Da Berberati, circa 650 km dalla capitale Bangui, sr. Elvira Tutolo, missionaria delle suore della Carità di Santa Giovanna Antida Thouret, da 21 anni in Africa, ci descrive la grave crisi umanitaria della Repubblica Centrafricana, a circa quattro mesi dal golpe che ha portato al potere i ribelli Seleka.
"Siamo in una situazione di stasi apparente, per quanto riguarda le violenze. I conflitti a fuoco sono più rari, almeno di giorno. Ma assistiamo a un rapido peggioramento delle condizioni di vita. La situazione economica e sociale si aggrava ogni giorno di più". Da Berberati, circa 650 km dalla capitale Bangui, sr. Elvira Tutolo, missionaria delle suore della Carità di Santa Giovanna Antida Thouret, da 21 anni in Africa, ci descrive la grave crisi umanitaria della Repubblica Centrafricana, a circa quattro mesi dal golpe che ha portato al potere i ribelli Seleka. "Durante il giorno gli uomini della Seleka sembrano gentili, ma poi nella notte avvengono nuovi fatti di sangue. Sono divisi in fazioni, in lotta l'una con l'altra, e cercano solo denaro. Siamo spesso vittime di razzie di gruppi diversi di ribelli".
"La situazione sanitaria - aggiunge sr. Elvira - è quella che ci preoccupa di più. Nell'ospedale di Berberati non ci sono neanche più i farmaci di prima necessità. Ieri sono morti tre bambini, perché non ci sono possibilità di cure. Una mamma è in fin di vita e i bimbi malnutriti un'enormità. Con la nostra Ong 'Kisito', di cui sono presidente, l'unica attiva sul territorio, facciamo il massimo. Ma la mancanza di cibo e farmaci e la malaria sono nemici difficili da combattere". "Un'altra situazione gravissima, qui a Berberati, - spiega la missionaria - è la chiusura dell'unica banca cittadina, ormai dal 22 marzo. Probabilmente il direttore della banca non si fida dei ribelli e non ha il coraggio di riaprire. Ma qui è tutto bloccato, perché nessuno può disporre dei fondi. Proprio due giorni fa abbiamo organizzato una marcia per chiedere la riapertura della banca". "La nostra comunità è composta da tre sorelle.
Forniamo servizi diversi: una di noi lavora in ospedale.
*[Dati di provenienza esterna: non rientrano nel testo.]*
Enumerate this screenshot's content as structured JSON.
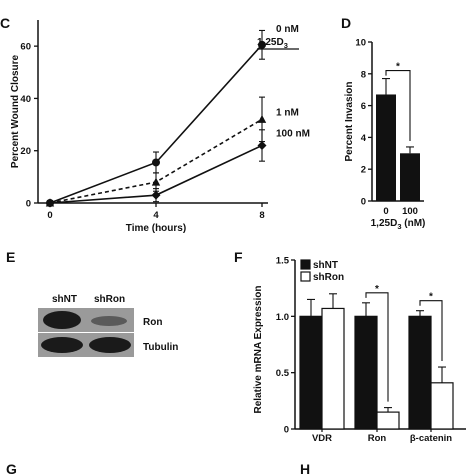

Un'altra si occupa dell'accoglienza delle ragazze, per accompagnarle nel percorso scolastico, visto che le donne qui sono sempresvantaggiate da questo punto di vista. Io, da 12 anni, gestisco il centro culturale della diocesi, che si occupa dei problemi sociali ed è un punto di riferimento per la popolazione. Poi abbiamo il progetto 'Kisito', per aiutare i ragazzi di strada, qui spesso sbattuti in prigione con l'accusa di stregoneria, e affidarli a nuovi genitori". "Ormai - racconta divertita sr. Elvira - mi sento parte integrante di questa popolazione. Mi manca solo la pelle nera. Sono infatti l'unica bianca rimasta in città. Nei confronti di noi religiose c'è simpatia, accoglienza, stima, rispetto. Sono stupita e grata di tutto questo". "Purtroppo - aggiunge sr. Elvira - dopo la presa del potere da parte dei ribelli Seleka - abbiamo assistito al graduale aumento di un atteggiamento di superiorità da parte della comunità arabo-musulmana, che si fa sempre più invadente, perché si sente più forte. Aumentano anche le piccole moschee in città.
I ribelli, tutti musulmani arabi, danno il via libera ai musulmani nei posti di blocco e non fanno passare i cristiani". "Non vorrei che questa situazione si aggravasse. Proprio per questo il vescovo di Berberati ha iniziato un dialogo con l'iman locale. E noi abbiamo invitato i giovani musulmani per degli incontri al Centro culturale. E' una situazione che non si deve radicalizzare, perchè sarebbe gravissimo". "Di fronte a tutte queste difficoltà, a volte, lo ammetto, manderei tutti a quel paese!", confessa la religiosa. "A sostenermi è una preghiera disperata!. Io e le mie due consorelle ci sentiamo come Maria ai piedi della croce". "Quando i romani hanno messo in croce Cristo, la povera Madre e le altre donne che erano lì non hanno potuto evitarlo". "Ma Gesù sapeva che sua Madre e le altre donne erano ai suoi piedi e ha affidato loro tutta l'umanità sofferente. Noi ci sentiamo così: come in un dialogo silenzioso di sguardi con Nostro Signore Gesù Cristo".